Die Wahlkampf-Kolumne Spatzennest, Sahneeis und Spartakiade

Frank Ullrich. Foto: Gerhard König

Wie blicken die Bundestags-Kandidaten auf ihren Südthüringer Wahlkreis 196? In der Kolumne „Meine Wahlkampf-Woche“ schildern die sechs Bewerber ihre Ansichten und Erlebnisse aus erster Hand. Heute berichtet SPD-Kandidat Frank Ullrich.

Der Juni beginnt, wie er immer schon begonnen hat: mit dem Kindertag. Dem traditionellen. Am Vormittag besuche ich das „Spatzennest“ in Oberhof mit Malkreide, Wurfscheiben und T-Shirts. Als ich ankomme, rennen und wuseln die Kinder durch den Garten, spielen Fußball, toben. Genau wie wir früher. Sie wirken ausgelassen, glücklich, jetzt, wo es Sommer wird.

Ein schöner Eindruck! Es sind die Kinder und die Familien, die im vergangenen Jahr besonders von der Pandemie betroffen waren. Wir müssen sie jetzt, wenn vieles wieder leichter wird, für den Neustart stärken – mit Strukturen und auch finanziell. Deswegen liegt mir das Thema Kindergrundsicherung sehr am Herzen. Zu meiner Überraschung treffe ich in der DRK-Kita „Spatzennest“ auch eine gute Bekannte. Die Mama von Erik Lesser, einem meiner früheren Biathlon-Schützlinge, ist hier Kindergärtnerin.
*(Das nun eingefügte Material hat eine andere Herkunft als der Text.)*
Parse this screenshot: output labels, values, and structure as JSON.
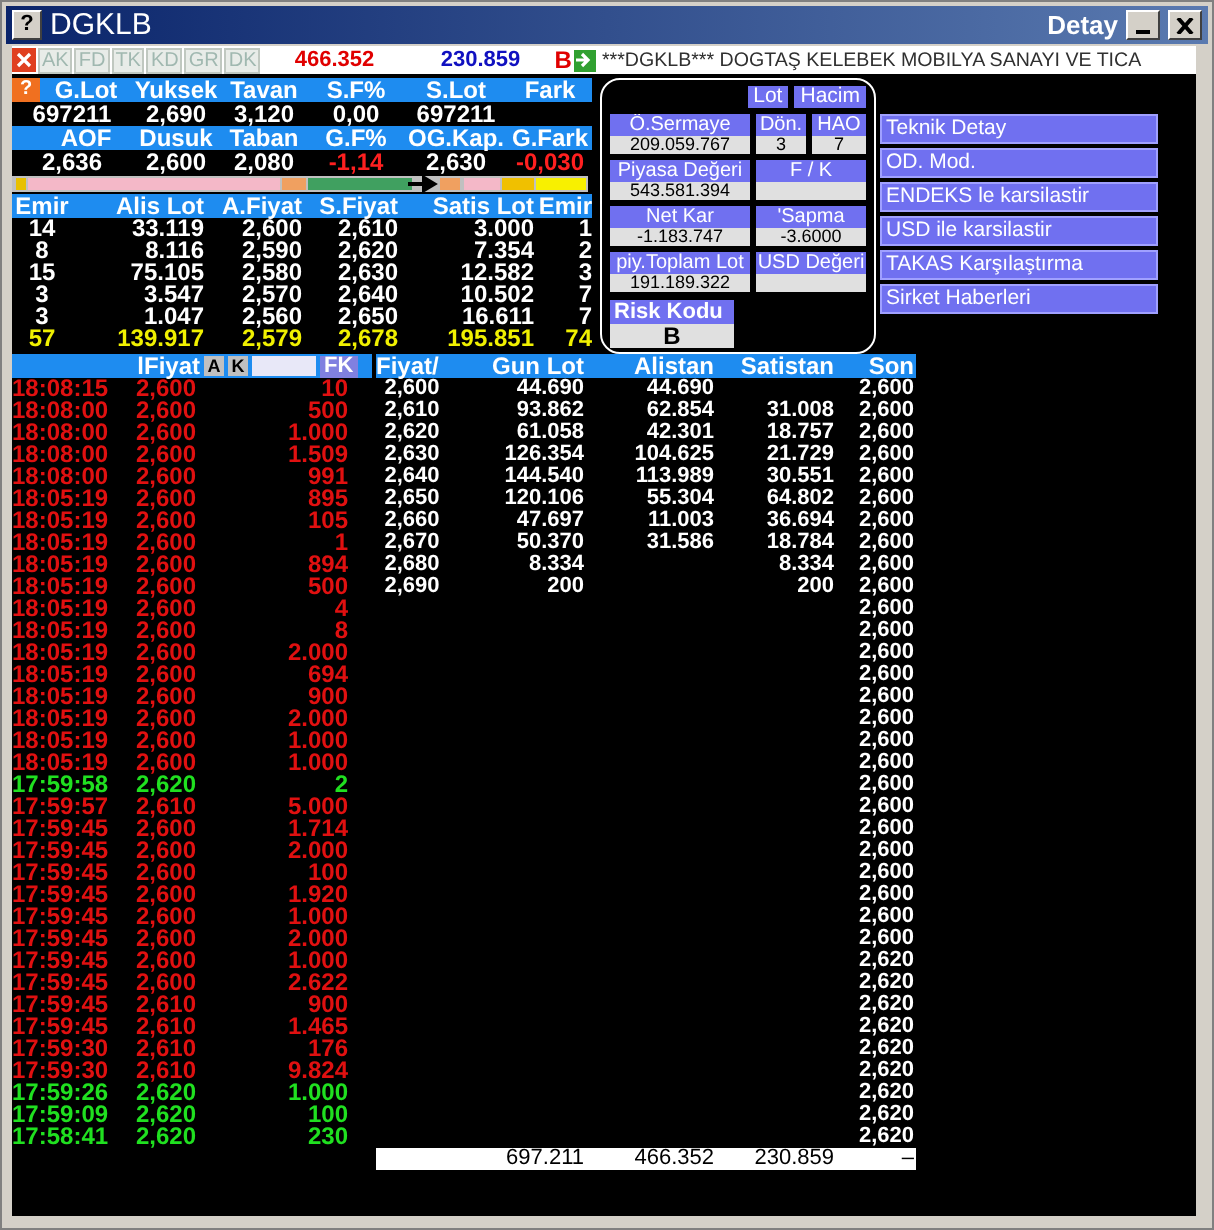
{
  "window": {
    "help": "?",
    "title": "DGKLB",
    "detail_label": "Detay"
  },
  "summary_help": "?",
  "toolbar": {
    "tabs": [
      "AK",
      "FD",
      "TK",
      "KD",
      "GR",
      "DK"
    ],
    "value_1": "466.352",
    "value_2": "230.859",
    "flag": "B",
    "ticker": "***DGKLB*** DOGTAŞ KELEBEK MOBILYA SANAYI VE TICA"
  },
  "summary": [
    {
      "headers": [
        "G.Lot",
        "Yuksek",
        "Tavan",
        "S.F%",
        "S.Lot",
        "Fark"
      ],
      "values": [
        {
          "text": "697211",
          "negative": false
        },
        {
          "text": "2,690",
          "negative": false
        },
        {
          "text": "3,120",
          "negative": false
        },
        {
          "text": "0,00",
          "negative": false
        },
        {
          "text": "697211",
          "negative": false
        }
      ]
    },
    {
      "headers": [
        "AOF",
        "Dusuk",
        "Taban",
        "G.F%",
        "OG.Kap.",
        "G.Fark"
      ],
      "values": [
        {
          "text": "2,636",
          "negative": false
        },
        {
          "text": "2,600",
          "negative": false
        },
        {
          "text": "2,080",
          "negative": false
        },
        {
          "text": "-1,14",
          "negative": true
        },
        {
          "text": "2,630",
          "negative": false
        },
        {
          "text": "-0,030",
          "negative": true
        }
      ]
    }
  ],
  "order_book": {
    "columns": [
      "Emir",
      "Alis Lot",
      "A.Fiyat",
      "S.Fiyat",
      "Satis Lot",
      "Emir"
    ],
    "rows": [
      [
        "14",
        "33.119",
        "2,600",
        "2,610",
        "3.000",
        "1"
      ],
      [
        "8",
        "8.116",
        "2,590",
        "2,620",
        "7.354",
        "2"
      ],
      [
        "15",
        "75.105",
        "2,580",
        "2,630",
        "12.582",
        "3"
      ],
      [
        "3",
        "3.547",
        "2,570",
        "2,640",
        "10.502",
        "7"
      ],
      [
        "3",
        "1.047",
        "2,560",
        "2,650",
        "16.611",
        "7"
      ]
    ],
    "total": [
      "57",
      "139.917",
      "2,579",
      "2,678",
      "195.851",
      "74"
    ]
  },
  "info_panel": {
    "buttons": [
      "Lot",
      "Hacim"
    ],
    "fields": [
      [
        {
          "label": "Ö.Sermaye",
          "value": "209.059.767"
        },
        {
          "label": "Dön.",
          "value": "3"
        },
        {
          "label": "HAO",
          "value": "7"
        }
      ],
      [
        {
          "label": "Piyasa Değeri",
          "value": "543.581.394"
        },
        {
          "label": "F / K"
        }
      ],
      [
        {
          "label": "Net Kar",
          "value": "-1.183.747"
        },
        {
          "label": "'Sapma",
          "value": "-3.6000"
        }
      ],
      [
        {
          "label": "piy.Toplam Lot",
          "value": "191.189.322"
        },
        {
          "label": "USD Değeri"
        }
      ]
    ],
    "risk": {
      "label": "Risk Kodu",
      "value": "B"
    }
  },
  "actions": [
    "Teknik Detay",
    "OD. Mod.",
    "ENDEKS le karsilastir",
    "USD ile karsilastir",
    "TAKAS Karşılaştırma",
    "Sirket Haberleri"
  ],
  "trades": {
    "header": "lFiyat",
    "buttons": [
      "A",
      "K"
    ],
    "filter_button": "FK",
    "rows": [
      {
        "time": "18:08:15",
        "price": "2,600",
        "lot": "10",
        "up": false
      },
      {
        "time": "18:08:00",
        "price": "2,600",
        "lot": "500",
        "up": false
      },
      {
        "time": "18:08:00",
        "price": "2,600",
        "lot": "1.000",
        "up": false
      },
      {
        "time": "18:08:00",
        "price": "2,600",
        "lot": "1.509",
        "up": false
      },
      {
        "time": "18:08:00",
        "price": "2,600",
        "lot": "991",
        "up": false
      },
      {
        "time": "18:05:19",
        "price": "2,600",
        "lot": "895",
        "up": false
      },
      {
        "time": "18:05:19",
        "price": "2,600",
        "lot": "105",
        "up": false
      },
      {
        "time": "18:05:19",
        "price": "2,600",
        "lot": "1",
        "up": false
      },
      {
        "time": "18:05:19",
        "price": "2,600",
        "lot": "894",
        "up": false
      },
      {
        "time": "18:05:19",
        "price": "2,600",
        "lot": "500",
        "up": false
      },
      {
        "time": "18:05:19",
        "price": "2,600",
        "lot": "4",
        "up": false
      },
      {
        "time": "18:05:19",
        "price": "2,600",
        "lot": "8",
        "up": false
      },
      {
        "time": "18:05:19",
        "price": "2,600",
        "lot": "2.000",
        "up": false
      },
      {
        "time": "18:05:19",
        "price": "2,600",
        "lot": "694",
        "up": false
      },
      {
        "time": "18:05:19",
        "price": "2,600",
        "lot": "900",
        "up": false
      },
      {
        "time": "18:05:19",
        "price": "2,600",
        "lot": "2.000",
        "up": false
      },
      {
        "time": "18:05:19",
        "price": "2,600",
        "lot": "1.000",
        "up": false
      },
      {
        "time": "18:05:19",
        "price": "2,600",
        "lot": "1.000",
        "up": false
      },
      {
        "time": "17:59:58",
        "price": "2,620",
        "lot": "2",
        "up": true
      },
      {
        "time": "17:59:57",
        "price": "2,610",
        "lot": "5.000",
        "up": false
      },
      {
        "time": "17:59:45",
        "price": "2,600",
        "lot": "1.714",
        "up": false
      },
      {
        "time": "17:59:45",
        "price": "2,600",
        "lot": "2.000",
        "up": false
      },
      {
        "time": "17:59:45",
        "price": "2,600",
        "lot": "100",
        "up": false
      },
      {
        "time": "17:59:45",
        "price": "2,600",
        "lot": "1.920",
        "up": false
      },
      {
        "time": "17:59:45",
        "price": "2,600",
        "lot": "1.000",
        "up": false
      },
      {
        "time": "17:59:45",
        "price": "2,600",
        "lot": "2.000",
        "up": false
      },
      {
        "time": "17:59:45",
        "price": "2,600",
        "lot": "1.000",
        "up": false
      },
      {
        "time": "17:59:45",
        "price": "2,600",
        "lot": "2.622",
        "up": false
      },
      {
        "time": "17:59:45",
        "price": "2,610",
        "lot": "900",
        "up": false
      },
      {
        "time": "17:59:45",
        "price": "2,610",
        "lot": "1.465",
        "up": false
      },
      {
        "time": "17:59:30",
        "price": "2,610",
        "lot": "176",
        "up": false
      },
      {
        "time": "17:59:30",
        "price": "2,610",
        "lot": "9.824",
        "up": false
      },
      {
        "time": "17:59:26",
        "price": "2,620",
        "lot": "1.000",
        "up": true
      },
      {
        "time": "17:59:09",
        "price": "2,620",
        "lot": "100",
        "up": true
      },
      {
        "time": "17:58:41",
        "price": "2,620",
        "lot": "230",
        "up": true
      }
    ]
  },
  "price_table": {
    "columns": [
      "Fiyat/",
      "Gun Lot",
      "Alistan",
      "Satistan",
      "Son"
    ],
    "rows": [
      {
        "price": "2,600",
        "gun_lot": "44.690",
        "alistan": "44.690",
        "son": "2,600"
      },
      {
        "price": "2,610",
        "gun_lot": "93.862",
        "alistan": "62.854",
        "satistan": "31.008",
        "son": "2,600"
      },
      {
        "price": "2,620",
        "gun_lot": "61.058",
        "alistan": "42.301",
        "satistan": "18.757",
        "son": "2,600"
      },
      {
        "price": "2,630",
        "gun_lot": "126.354",
        "alistan": "104.625",
        "satistan": "21.729",
        "son": "2,600"
      },
      {
        "price": "2,640",
        "gun_lot": "144.540",
        "alistan": "113.989",
        "satistan": "30.551",
        "son": "2,600"
      },
      {
        "price": "2,650",
        "gun_lot": "120.106",
        "alistan": "55.304",
        "satistan": "64.802",
        "son": "2,600"
      },
      {
        "price": "2,660",
        "gun_lot": "47.697",
        "alistan": "11.003",
        "satistan": "36.694",
        "son": "2,600"
      },
      {
        "price": "2,670",
        "gun_lot": "50.370",
        "alistan": "31.586",
        "satistan": "18.784",
        "son": "2,600"
      },
      {
        "price": "2,680",
        "gun_lot": "8.334",
        "satistan": "8.334",
        "son": "2,600"
      },
      {
        "price": "2,690",
        "gun_lot": "200",
        "satistan": "200",
        "son": "2,600"
      },
      {
        "son": "2,600"
      },
      {
        "son": "2,600"
      },
      {
        "son": "2,600"
      },
      {
        "son": "2,600"
      },
      {
        "son": "2,600"
      },
      {
        "son": "2,600"
      },
      {
        "son": "2,600"
      },
      {
        "son": "2,600"
      },
      {
        "son": "2,600"
      },
      {
        "son": "2,600"
      },
      {
        "son": "2,600"
      },
      {
        "son": "2,600"
      },
      {
        "son": "2,600"
      },
      {
        "son": "2,600"
      },
      {
        "son": "2,600"
      },
      {
        "son": "2,600"
      },
      {
        "son": "2,620"
      },
      {
        "son": "2,620"
      },
      {
        "son": "2,620"
      },
      {
        "son": "2,620"
      },
      {
        "son": "2,620"
      },
      {
        "son": "2,620"
      },
      {
        "son": "2,620"
      },
      {
        "son": "2,620"
      },
      {
        "son": "2,620"
      }
    ],
    "total": {
      "gun_lot": "697.211",
      "alistan": "466.352",
      "satistan": "230.859",
      "son": "–"
    }
  }
}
Weiter geht es in den Integrativen AWO-Kindergarten „Sommerau“ nach Zella-Mehlis. Auch hier wird getobt, „Komm mit – lauf weg“ spielen sie im Garten. Astrid hat ein waches Auge auf sie. Ja, Astrid! Die Lieblingskindergärtnerin meiner Tochter Steffi, damals vor 30 Jahren in der Kita in Suhl-Nord, wo auch meine Frau Erzieherin war. Die letzte Station an diesem Kindertag ist die AWO-Kita „Döllbergzwerge“ in Suhl, unterhalb des Krankenhauses gelegen. Meine eigenen Enkelkinder sehe ich ein paar Tage später, am Sonntag, der einmal keine Termine hat, an dem nur die Familie im Kalender steht.

Überhaupt ist es eine schöne Woche. Beim Biker, einer Gaststätte hier in Mäbendorf, darf endlich draußen wieder serviert werden. Die Schnitzel sind größer als der Teller, die Stimmung am Abend ist bestens. Beim Lieblingsitaliener essen meine Frau und ich ein Eis – nicht aus der Waffel, sondern endlich wieder einmal im Rieseneisbecher. Vier oder fünf Kugeln mit ordentlich Sahne darauf. Das hat vielen gefehlt in den letzten Monaten.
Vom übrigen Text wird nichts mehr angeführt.